In Table 2, the runtime with GPU is about 3.8 times the runtime with CPU. Table 3 shows that the efficiency of the algorithm is greatly enhanced by MPI + GPU parallel computation, especially when using four machines. The runtime using MPI + GPU is about 3.8 times the runtime using MPI alone, with the same number of machines and processes.

#### 6. Conclusion

Based on the analysis of NLCG algorithm for 3D IP inversion with MPI and GPU parallel programming, we developed a parallel NLCG 3D resistivity inversion code for data generated by surface, borehole-surface, surface-borehole, and borehole-borehole IP methods.
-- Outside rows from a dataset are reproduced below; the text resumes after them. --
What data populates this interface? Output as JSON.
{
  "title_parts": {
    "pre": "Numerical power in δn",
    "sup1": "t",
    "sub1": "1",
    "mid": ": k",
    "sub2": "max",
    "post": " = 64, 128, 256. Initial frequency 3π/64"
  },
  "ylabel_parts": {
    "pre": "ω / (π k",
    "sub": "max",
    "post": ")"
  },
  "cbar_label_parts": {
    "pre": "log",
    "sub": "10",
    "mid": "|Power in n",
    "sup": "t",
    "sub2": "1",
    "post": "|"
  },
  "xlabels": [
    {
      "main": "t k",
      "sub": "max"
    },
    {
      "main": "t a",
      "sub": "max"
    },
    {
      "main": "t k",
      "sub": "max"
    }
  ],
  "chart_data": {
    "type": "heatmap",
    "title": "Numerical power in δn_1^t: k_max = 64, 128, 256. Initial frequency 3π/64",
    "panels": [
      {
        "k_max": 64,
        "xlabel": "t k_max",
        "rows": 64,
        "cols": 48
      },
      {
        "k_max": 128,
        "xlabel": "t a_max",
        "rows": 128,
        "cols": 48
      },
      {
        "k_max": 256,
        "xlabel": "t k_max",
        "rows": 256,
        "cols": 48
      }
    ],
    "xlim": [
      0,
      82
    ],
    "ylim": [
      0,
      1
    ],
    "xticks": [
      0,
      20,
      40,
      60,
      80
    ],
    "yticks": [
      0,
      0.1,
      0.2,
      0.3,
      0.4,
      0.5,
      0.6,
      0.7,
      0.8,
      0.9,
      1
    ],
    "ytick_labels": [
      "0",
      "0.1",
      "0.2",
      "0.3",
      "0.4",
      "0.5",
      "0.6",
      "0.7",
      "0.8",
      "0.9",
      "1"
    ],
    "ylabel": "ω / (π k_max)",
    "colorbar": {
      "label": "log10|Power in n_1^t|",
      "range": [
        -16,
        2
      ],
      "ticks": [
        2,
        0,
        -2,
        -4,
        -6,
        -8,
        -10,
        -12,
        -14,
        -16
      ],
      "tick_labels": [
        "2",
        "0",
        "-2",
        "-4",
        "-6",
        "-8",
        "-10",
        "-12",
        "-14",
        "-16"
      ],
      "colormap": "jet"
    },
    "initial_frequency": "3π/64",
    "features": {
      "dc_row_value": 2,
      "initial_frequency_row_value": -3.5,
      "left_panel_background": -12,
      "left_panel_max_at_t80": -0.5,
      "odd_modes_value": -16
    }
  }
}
The inversion results show that data from the borehole improves the quality of the inversion and delineates the boundary of an anomalous body more clearly. The borehole data can constrain the bottom of the anomalous body very well; similarly, the surface data can constrain the top of block. We tested the parallel code using synthetic data and compared it with a serial procedure. This showed that our proposed parallel algorithm not only is effective but also greatly improved the speed of inversion. It also shows that the computing speed of a workstation with a GPU card (NVIDIA Tesla C2075) is faster than one with CPU cores. The tables demonstrate that the CG method of CULA library is suitable for double precision data type and symmetric positive definite coefficient matrix; the equation solved by the iterative method using GPU is faster than that with CPU; the parallel algorithm accelerates inversion in cases when high efficiency is required; furthermore, the use of larger numbers of machines enhances this effect.

#### Conflict of Interests

The authors declare that there is no conflict of interests regarding the publication of this paper.

#### Acknowledgments

The authors would like to thank the support by National Natural Science Foundation of China (no. 41374078) and the Ministry of Land and Resources of Geological Survey Projects (nos. 12120113086100 and 12120113101300).